Like West, Hallam converted an abandoned manure pit to a water storage pond for a low-cost start up. She also uses the old dairy farm’s pumps to circulate water and the old manure gutters to bring water into the barn so she can grow perch year-round.

“It was a perfect use for it,” Hallam said.

Hallam hopes to make her farm profitable enough for her husband to retire from his regular job at a paper mill, she said.

Progressive Dairy reported in May that wild caught perch in the Great Lakes region are on the decline and that industry experts predict a demand of 10 million pounds of perch a year. Only 3 million pounds are supplied now, according to the magazine.

Experts say that retrofitting old dairy operations is part of a growing interest in the region in finding a way to profit from livestock with fins.

Cost is a big challenge facing the aquaculture industry, said Lauren Jescovitch, a fisheries and aquaculture specialist with Michigan Sea Grant. Farmers must understand both the biology and the economics of aquaculture.

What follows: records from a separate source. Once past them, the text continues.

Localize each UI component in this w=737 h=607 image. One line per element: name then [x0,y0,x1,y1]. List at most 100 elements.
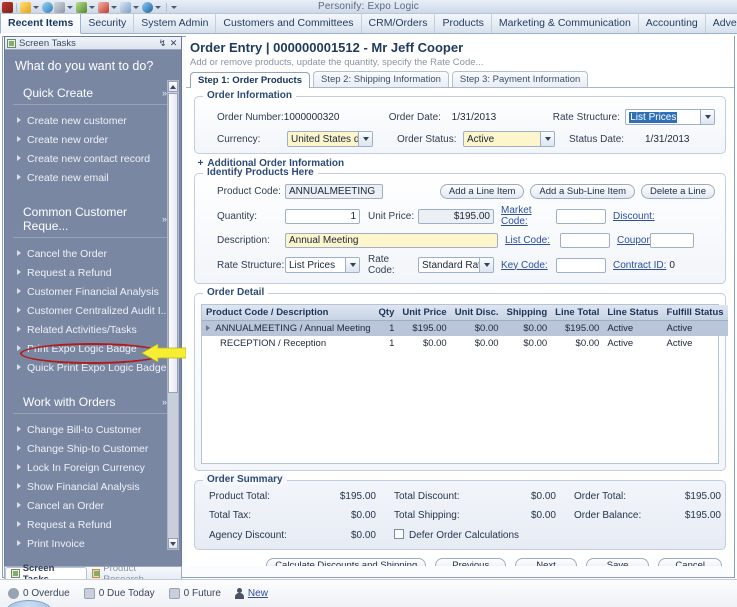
checkbox-box[interactable] [394,529,404,539]
cancel-button[interactable]: Cancel [658,558,722,566]
col-line-status[interactable]: Line Status [603,305,663,321]
menu-tab-accounting[interactable]: Accounting [639,14,706,33]
save-button[interactable]: Save [585,558,650,566]
defer-order-calculations-checkbox[interactable]: Defer Order Calculations [376,529,721,541]
menu-tab-system-admin[interactable]: System Admin [134,14,217,33]
coupon-link[interactable]: Coupon: [610,235,655,246]
cell-qty: 1 [374,320,399,336]
tab-step-2-shipping-information[interactable]: Step 2: Shipping Information [313,71,449,87]
order-status-combo[interactable]: Active [463,131,555,147]
rate-structure-combo[interactable]: List Prices [625,109,715,125]
task-item-create-new-customer[interactable]: Create new customer [5,111,183,130]
line-rate-structure-combo[interactable]: List Prices [285,257,360,273]
task-item-quick-print-expo-logic-badge[interactable]: Quick Print Expo Logic Badge [5,358,183,377]
chevron-down-icon[interactable] [700,110,714,124]
key-code-input[interactable] [556,257,606,273]
currency-value: United States d [291,133,358,145]
chevron-down-icon[interactable] [479,258,493,272]
task-item-change-bill-to-customer[interactable]: Change Bill-to Customer [5,420,183,439]
task-item-create-new-order[interactable]: Create new order [5,130,183,149]
next-button[interactable]: Next [515,558,577,566]
key-code-link[interactable]: Key Code: [494,260,556,271]
task-item-cancel-an-order[interactable]: Cancel an Order [5,496,183,515]
identify-products-legend: Identify Products Here [203,167,318,178]
discount-link[interactable]: Discount: [606,211,655,222]
order-total-label: Order Total: [574,491,627,502]
screen-tasks-scrollbar[interactable] [167,80,179,550]
chevron-down-icon[interactable] [358,132,372,146]
scroll-down-button[interactable] [168,538,178,549]
pin-icon[interactable]: ↯ [157,38,168,49]
menu-tab-security[interactable]: Security [81,14,135,33]
coupon-input[interactable] [650,233,694,248]
scrollbar-thumb[interactable] [168,93,178,393]
cell-unit-disc: $0.00 [474,338,499,349]
scroll-up-button[interactable] [168,81,178,92]
description-input[interactable]: Annual Meeting [285,233,498,248]
menu-tab-products[interactable]: Products [435,14,492,33]
task-item-show-financial-analysis[interactable]: Show Financial Analysis [5,477,183,496]
col-fulfill-status[interactable]: Fulfill Status [662,305,728,321]
group-header-common-customer-requests[interactable]: Common Customer Reque... » [13,199,175,238]
task-item-print-expo-logic-badge[interactable]: Print Expo Logic Badge [5,339,183,358]
list-code-link[interactable]: List Code: [498,235,560,246]
status-overdue[interactable]: 0 Overdue [8,588,70,599]
tab-step-3-payment-information[interactable]: Step 3: Payment Information [451,71,589,87]
rate-code-combo[interactable]: Standard Rate [418,257,494,273]
market-code-link[interactable]: Market Code: [494,205,556,227]
product-code-input[interactable]: ANNUALMEETING [285,184,383,199]
table-row[interactable]: ANNUALMEETING / Annual Meeting 1 $195.00… [202,320,728,336]
col-qty[interactable]: Qty [374,305,399,321]
market-code-input[interactable] [556,208,606,224]
task-item-related-activities-tasks[interactable]: Related Activities/Tasks [5,320,183,339]
task-item-request-a-refund-orders[interactable]: Request a Refund [5,515,183,534]
contract-id-link[interactable]: Contract ID: [606,260,666,271]
task-item-create-new-email[interactable]: Create new email [5,168,183,187]
table-row[interactable]: RECEPTION / Reception 1 $0.00 $0.00 $0.0… [202,336,728,351]
add-a-sub-line-item-button[interactable]: Add a Sub-Line Item [530,184,636,199]
calculate-discounts-and-shipping-button[interactable]: Calculate Discounts and Shipping [266,558,427,566]
status-new-label[interactable]: New [248,588,268,599]
contract-id-input[interactable]: 0 [666,258,710,273]
menu-tab-recent-items[interactable]: Recent Items [0,14,82,34]
tab-step-1-order-products[interactable]: Step 1: Order Products [190,72,310,88]
group-header-quick-create[interactable]: Quick Create » [13,80,175,105]
task-item-customer-centralized-audit[interactable]: Customer Centralized Audit I... [5,301,183,320]
col-unit-disc[interactable]: Unit Disc. [450,305,503,321]
col-unit-price[interactable]: Unit Price [398,305,451,321]
menu-tab-crm-orders[interactable]: CRM/Orders [362,14,436,33]
previous-button[interactable]: Previous [435,558,507,566]
task-list-work-with-orders: Change Bill-to Customer Change Ship-to C… [5,414,183,550]
status-new[interactable]: New [234,588,268,599]
task-item-customer-financial-analysis[interactable]: Customer Financial Analysis [5,282,183,301]
col-line-total[interactable]: Line Total [551,305,604,321]
total-tax-value: $0.00 [350,510,376,521]
task-item-request-a-refund[interactable]: Request a Refund [5,263,183,282]
row-expander-icon[interactable] [206,325,210,331]
status-future[interactable]: 0 Future [168,588,221,599]
group-header-work-with-orders[interactable]: Work with Orders » [13,389,175,414]
task-item-change-ship-to-customer[interactable]: Change Ship-to Customer [5,439,183,458]
status-due-today[interactable]: 0 Due Today [83,588,155,599]
add-a-line-item-button[interactable]: Add a Line Item [439,184,525,199]
task-item-create-new-contact-record[interactable]: Create new contact record [5,149,183,168]
order-detail-grid[interactable]: Product Code / Description Qty Unit Pric… [201,304,728,464]
delete-a-line-button[interactable]: Delete a Line [641,184,715,199]
menu-tab-customers-and-committees[interactable]: Customers and Committees [216,14,362,33]
cell-shipping: $0.00 [502,320,552,336]
list-code-input[interactable] [560,233,610,248]
close-icon[interactable]: ✕ [168,38,179,49]
task-item-cancel-the-order[interactable]: Cancel the Order [5,244,183,263]
chevron-down-icon[interactable] [345,258,359,272]
chevron-down-icon[interactable] [540,132,554,146]
quantity-input[interactable]: 1 [285,208,360,224]
order-detail-legend: Order Detail [203,287,269,298]
task-item-print-invoice[interactable]: Print Invoice [5,534,183,550]
rate-code-label: Rate Code: [368,254,395,276]
menu-tab-marketing-communication[interactable]: Marketing & Communication [492,14,639,33]
menu-tab-advertising[interactable]: Advertising [706,14,737,33]
currency-combo[interactable]: United States d [287,131,373,147]
task-item-lock-in-foreign-currency[interactable]: Lock In Foreign Currency [5,458,183,477]
col-product-code-description[interactable]: Product Code / Description [202,305,375,321]
col-shipping[interactable]: Shipping [502,305,552,321]
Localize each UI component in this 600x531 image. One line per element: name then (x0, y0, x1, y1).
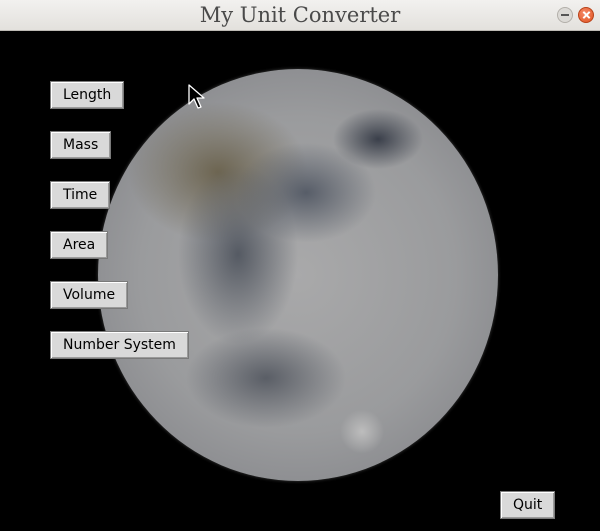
close-icon[interactable] (578, 7, 594, 23)
title-bar[interactable]: My Unit Converter (0, 0, 600, 31)
number-system-button[interactable]: Number System (50, 331, 189, 359)
minimize-icon[interactable] (557, 7, 573, 23)
quit-button[interactable]: Quit (500, 491, 556, 519)
mouse-cursor-icon (188, 84, 205, 109)
time-button[interactable]: Time (50, 181, 111, 209)
app-window: My Unit Converter Length Mass Time Area … (0, 0, 600, 531)
length-button[interactable]: Length (50, 81, 125, 109)
window-title: My Unit Converter (199, 3, 401, 27)
area-button[interactable]: Area (50, 231, 109, 259)
volume-button[interactable]: Volume (50, 281, 129, 309)
moon-background-image (98, 69, 498, 481)
main-content: Length Mass Time Area Volume Number Syst… (0, 31, 600, 531)
mass-button[interactable]: Mass (50, 131, 112, 159)
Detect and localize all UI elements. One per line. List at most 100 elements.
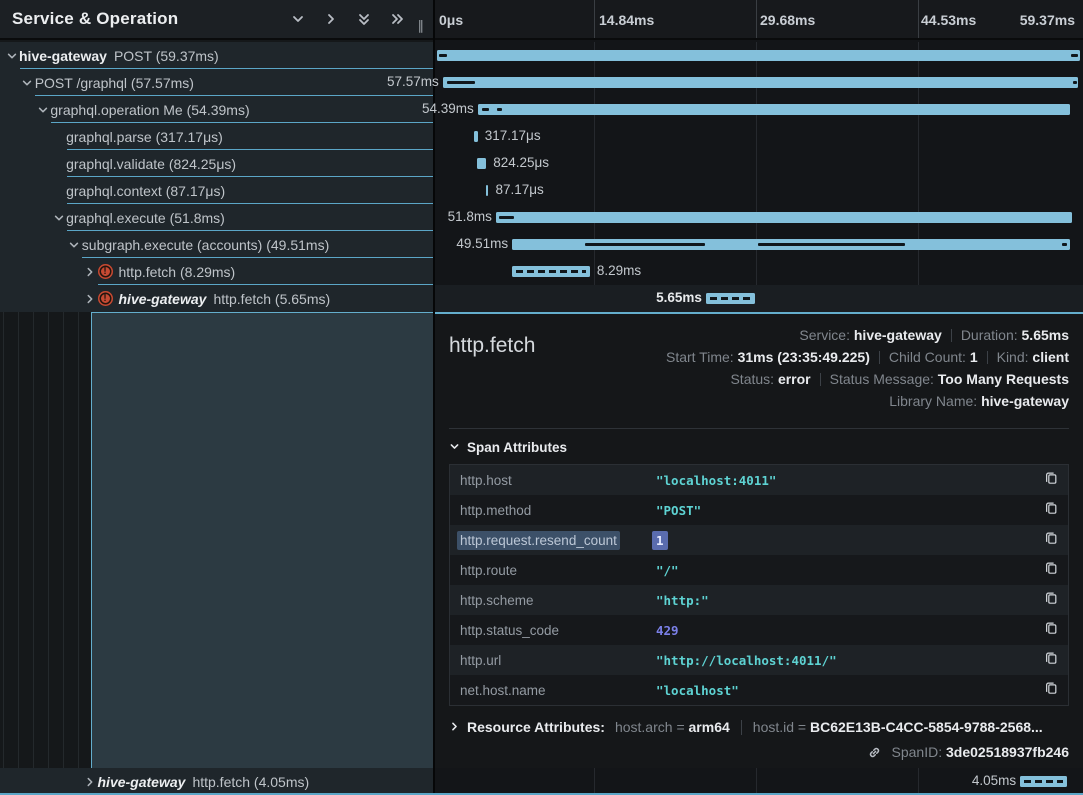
ruler-tick: 59.37ms (1020, 12, 1075, 28)
bar-duration-label: 317.17μs (485, 128, 541, 143)
span-bar[interactable] (474, 131, 478, 142)
chevrons-down-icon[interactable] (357, 12, 371, 26)
span-attributes-toggle[interactable]: Span Attributes (449, 440, 1069, 455)
timeline-row[interactable]: 57.57ms (435, 69, 1083, 96)
copy-icon[interactable] (1036, 500, 1058, 520)
copy-icon[interactable] (1036, 650, 1058, 670)
tree-row[interactable]: hive-gatewayPOST (59.37ms) (0, 42, 433, 69)
span-bar[interactable] (486, 185, 488, 196)
resource-attr-value: arm64 (689, 719, 730, 735)
attribute-key: net.host.name (460, 683, 656, 698)
span-bar[interactable] (706, 293, 755, 304)
ruler-gridline (594, 0, 595, 38)
span-bar[interactable] (512, 266, 590, 277)
tree-row[interactable]: POST /graphql (57.57ms) (0, 69, 433, 96)
span-id-value: 3de02518937fb246 (946, 744, 1069, 760)
chevron-right-icon[interactable] (83, 293, 98, 305)
meta-value: 31ms (23:35:49.225) (738, 349, 870, 365)
span-id-label: SpanID: (892, 744, 943, 760)
tree-row[interactable]: graphql.operation Me (54.39ms) (0, 96, 433, 123)
separator (987, 351, 988, 364)
span-bar[interactable] (477, 158, 486, 169)
chevron-down-icon[interactable] (35, 104, 50, 116)
selected-span-expanded-area[interactable] (91, 312, 433, 768)
span-bar[interactable] (478, 104, 1070, 115)
chevron-down-icon (449, 440, 460, 455)
copy-icon[interactable] (1036, 620, 1058, 640)
ruler-tick: 14.84ms (599, 12, 654, 28)
error-icon: ! (98, 264, 113, 279)
tree-row[interactable]: !hive-gatewayhttp.fetch (5.65ms) (0, 285, 433, 312)
timeline-row[interactable]: 51.8ms (435, 204, 1083, 231)
chevron-down-icon[interactable] (51, 212, 66, 224)
bar-duration-label: 57.57ms (387, 74, 439, 89)
chevron-right-icon[interactable] (83, 776, 98, 788)
equals-sign: = (798, 719, 806, 735)
copy-icon[interactable] (1036, 680, 1058, 700)
tree-body: hive-gatewayPOST (59.37ms)POST /graphql … (0, 42, 433, 795)
bar-dash-pattern (1024, 780, 1063, 783)
copy-icon[interactable] (1036, 530, 1058, 550)
tree-row[interactable]: graphql.validate (824.25μs) (0, 150, 433, 177)
timeline-row[interactable]: 54.39ms (435, 96, 1083, 123)
tree-row[interactable]: graphql.context (87.17μs) (0, 177, 433, 204)
link-icon[interactable] (867, 744, 888, 760)
tree-row[interactable]: !http.fetch (8.29ms) (0, 258, 433, 285)
attribute-row: http.url"http://localhost:4011/" (450, 645, 1068, 675)
timeline-row[interactable]: 4.05ms (435, 768, 1083, 795)
attribute-key: http.method (460, 503, 656, 518)
copy-icon[interactable] (1036, 560, 1058, 580)
bar-mark (585, 243, 705, 246)
span-detail-panel: http.fetch Service: hive-gatewayDuration… (435, 312, 1083, 768)
meta-label: Service: (799, 327, 853, 343)
span-service-name: hive-gateway (119, 291, 207, 307)
timeline-row[interactable]: 317.17μs (435, 123, 1083, 150)
meta-label: Status: (730, 371, 777, 387)
separator (879, 351, 880, 364)
ruler-gridline (918, 0, 919, 38)
span-attributes-table: http.host"localhost:4011" http.method"POS… (449, 464, 1069, 706)
resource-attributes-title: Resource Attributes: (467, 719, 605, 735)
chevron-down-icon[interactable] (4, 50, 19, 62)
tree-row[interactable]: subgraph.execute (accounts) (49.51ms) (0, 231, 433, 258)
span-bar[interactable] (443, 77, 1078, 88)
span-attributes-title: Span Attributes (467, 440, 567, 455)
chevron-down-icon[interactable] (20, 77, 35, 89)
panel-resize-handle[interactable]: ∥ (418, 18, 426, 34)
meta-label: Status Message: (830, 371, 938, 387)
span-service-name: hive-gateway (98, 774, 186, 790)
ruler-tick: 29.68ms (760, 12, 815, 28)
timeline-row[interactable] (435, 42, 1083, 69)
chevron-right-icon[interactable] (83, 266, 98, 278)
tree-panel-title: Service & Operation (12, 9, 291, 29)
span-bar[interactable] (437, 50, 1080, 61)
meta-label: Kind: (997, 349, 1033, 365)
attribute-row: http.host"localhost:4011" (450, 465, 1068, 495)
copy-icon[interactable] (1036, 590, 1058, 610)
meta-line: Library Name: hive-gateway (666, 390, 1069, 412)
bar-duration-label: 51.8ms (448, 209, 492, 224)
timeline-row[interactable]: 5.65ms (435, 285, 1083, 312)
meta-label: Child Count: (889, 349, 970, 365)
bar-mark (499, 216, 515, 219)
timeline-row[interactable]: 8.29ms (435, 258, 1083, 285)
span-label: POST (59.37ms) (114, 48, 219, 64)
chevron-down-icon[interactable] (67, 239, 82, 251)
tree-row[interactable]: hive-gatewayhttp.fetch (4.05ms) (0, 768, 433, 795)
chevrons-right-icon[interactable] (390, 12, 404, 26)
chevron-down-icon[interactable] (291, 12, 305, 26)
copy-icon[interactable] (1036, 470, 1058, 490)
span-bar[interactable] (496, 212, 1072, 223)
attribute-value: "POST" (656, 503, 1036, 518)
timeline-row[interactable]: 49.51ms (435, 231, 1083, 258)
bar-dash-pattern (516, 270, 586, 273)
resource-attributes-row[interactable]: Resource Attributes: host.arch = arm64 h… (449, 719, 1069, 735)
timeline-row[interactable]: 824.25μs (435, 150, 1083, 177)
tree-row[interactable]: graphql.execute (51.8ms) (0, 204, 433, 231)
tree-row[interactable]: graphql.parse (317.17μs) (0, 123, 433, 150)
span-bar[interactable] (1020, 776, 1067, 787)
tree-header: Service & Operation ∥ (0, 0, 433, 40)
chevron-right-icon[interactable] (324, 12, 338, 26)
timeline-ruler: 0μs 14.84ms 29.68ms 44.53ms 59.37ms (435, 0, 1083, 40)
timeline-row[interactable]: 87.17μs (435, 177, 1083, 204)
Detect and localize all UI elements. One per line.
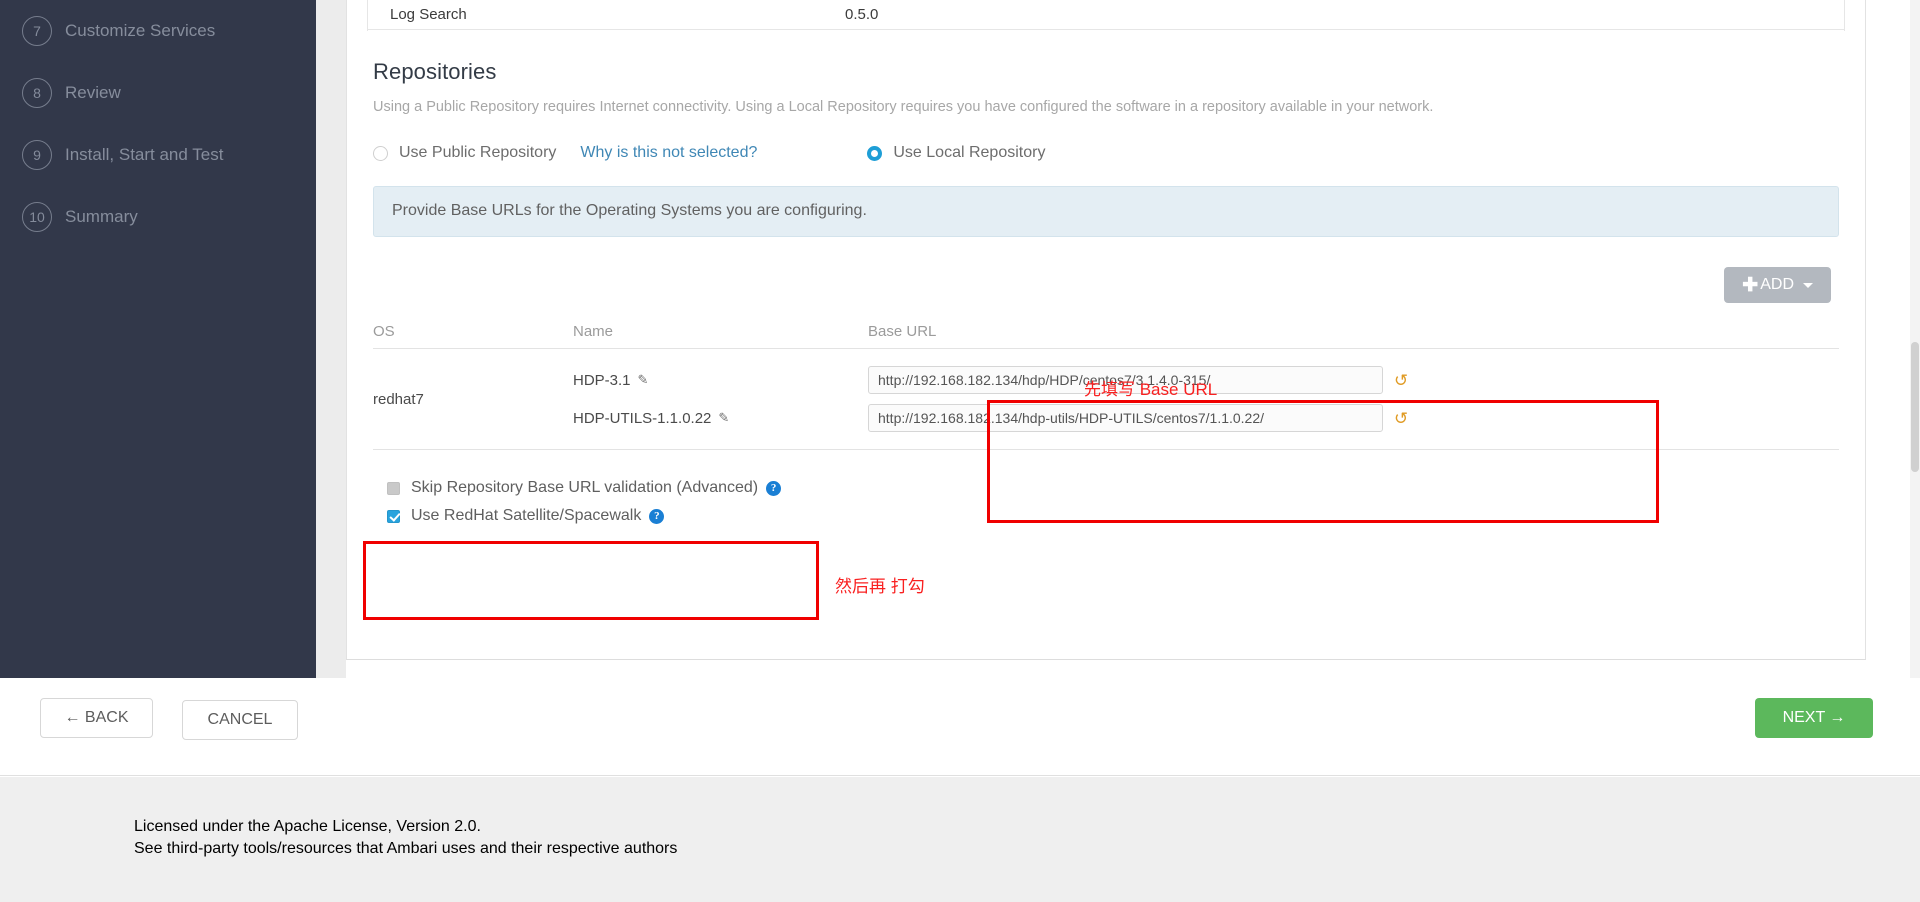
sidebar-item-customize-services[interactable]: 7 Customize Services — [0, 0, 316, 62]
add-button-container: ✚ ADD — [373, 267, 1839, 303]
os-cell: redhat7 — [373, 390, 424, 408]
repo-name-label: HDP-UTILS-1.1.0.22 — [573, 409, 712, 427]
table-header-row: OS Name Base URL — [373, 319, 1839, 349]
sidebar-item-label: Summary — [65, 207, 138, 226]
table-row: Log Search 0.5.0 — [368, 0, 1844, 30]
pencil-icon[interactable]: ✎ — [718, 410, 729, 426]
checkbox-row-skip-validation[interactable]: Skip Repository Base URL validation (Adv… — [387, 474, 1839, 502]
repo-name-line: HDP-UTILS-1.1.0.22 ✎ — [573, 399, 868, 437]
repo-name-line: HDP-3.1 ✎ — [573, 361, 868, 399]
sidebar-gutter — [316, 0, 346, 678]
sidebar-item-label: Review — [65, 83, 121, 102]
stack-services-table: Log Search 0.5.0 — [367, 0, 1845, 31]
service-version-cell: 0.5.0 — [845, 6, 879, 23]
local-repository-label: Use Local Repository — [893, 144, 1046, 161]
wizard-step-sidebar: 7 Customize Services 8 Review 9 Install,… — [0, 0, 316, 678]
public-repository-label: Use Public Repository — [399, 144, 557, 161]
next-button[interactable]: NEXT → — [1755, 698, 1873, 738]
repo-name-cell: HDP-3.1 ✎ HDP-UTILS-1.1.0.22 ✎ — [573, 361, 868, 437]
sidebar-item-label: Customize Services — [65, 21, 216, 40]
add-button-label: ADD — [1760, 276, 1794, 293]
sidebar-item-review[interactable]: 8 Review — [0, 62, 316, 124]
repositories-heading: Repositories — [373, 59, 497, 84]
why-not-selected-link[interactable]: Why is this not selected? — [580, 144, 757, 162]
third-party-tools-link[interactable]: See third-party tools/resources that Amb… — [134, 840, 677, 858]
ambari-install-wizard-page: 7 Customize Services 8 Review 9 Install,… — [0, 0, 1920, 902]
base-url-line: ↺ — [868, 399, 1839, 437]
service-name-cell: Log Search — [390, 6, 467, 23]
local-repository-option: Use Local Repository — [867, 144, 1045, 162]
page-scrollbar-thumb[interactable] — [1911, 342, 1919, 472]
undo-icon[interactable]: ↺ — [1394, 372, 1408, 389]
repositories-description: Using a Public Repository requires Inter… — [373, 99, 1434, 115]
column-header-name: Name — [573, 323, 614, 340]
radio-use-public-repository[interactable] — [373, 145, 388, 161]
repository-type-radio-group: Use Public Repository Why is this not se… — [373, 142, 1839, 164]
column-header-base-url: Base URL — [868, 323, 937, 340]
radio-use-local-repository[interactable] — [867, 145, 883, 161]
sidebar-item-label: Install, Start and Test — [65, 145, 224, 164]
cancel-button[interactable]: CANCEL — [182, 700, 298, 740]
base-url-cell: ↺ ↺ — [868, 361, 1839, 437]
help-icon[interactable]: ? — [649, 508, 665, 524]
step-number-circle: 9 — [22, 140, 52, 170]
checkbox-label: Skip Repository Base URL validation (Adv… — [411, 479, 759, 496]
repository-options-checkboxes: Skip Repository Base URL validation (Adv… — [373, 474, 1839, 530]
sidebar-item-install-start-and-test[interactable]: 9 Install, Start and Test — [0, 124, 316, 186]
step-number-circle: 10 — [22, 202, 52, 232]
annotation-text-checkboxes: 然后再 打勾 — [835, 577, 925, 596]
base-url-input-hdp-utils[interactable] — [868, 404, 1383, 432]
main-content-panel: Log Search 0.5.0 Repositories Using a Pu… — [346, 0, 1866, 660]
step-number-circle: 8 — [22, 78, 52, 108]
base-url-info-alert: Provide Base URLs for the Operating Syst… — [373, 186, 1839, 237]
checkbox-label: Use RedHat Satellite/Spacewalk — [411, 507, 642, 524]
apache-license-link[interactable]: Licensed under the Apache License, Versi… — [134, 818, 481, 836]
annotation-text-base-url: 先填写 Base URL — [1084, 380, 1218, 399]
chevron-down-icon — [1803, 282, 1813, 288]
sidebar-item-summary[interactable]: 10 Summary — [0, 186, 316, 248]
back-button[interactable]: ← BACK — [40, 698, 153, 738]
column-header-os: OS — [373, 323, 395, 340]
help-icon[interactable]: ? — [766, 480, 782, 496]
undo-icon[interactable]: ↺ — [1394, 410, 1408, 427]
checkbox-use-redhat-satellite[interactable] — [387, 509, 400, 523]
base-url-line: ↺ — [868, 361, 1839, 399]
repo-name-label: HDP-3.1 — [573, 371, 631, 389]
page-scrollbar-track[interactable] — [1910, 0, 1920, 678]
plus-icon: ✚ — [1742, 274, 1759, 296]
checkbox-skip-repo-validation[interactable] — [387, 481, 400, 495]
step-number-circle: 7 — [22, 16, 52, 46]
pencil-icon[interactable]: ✎ — [638, 372, 649, 388]
add-repository-button[interactable]: ✚ ADD — [1724, 267, 1831, 303]
checkbox-row-redhat-satellite[interactable]: Use RedHat Satellite/Spacewalk ? — [387, 502, 1839, 530]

“I’m really excited when somebody comes to me saying they want to do this, I think that’s awesome,” she said. “But you know this is a business. It’s not just a hobby … You want to guarantee that you’ll have some kind of output.

“I think the economics and business side is typically the hardest.”

Despite the challenges, Jescovitch said adopting aquaculture practices is a way to invest in a more sustainable future for the Great Lakes region. It is a more environmentally friendly alternative to dairy farms, which produce high amounts of carbon dioxide and methane, gasses linked to global warming.

“Fish are a great viable option,” she said. “We can grow fish to replenish our natural environments and to keep our kids fishing. We can fish for generations because of aquaculture.”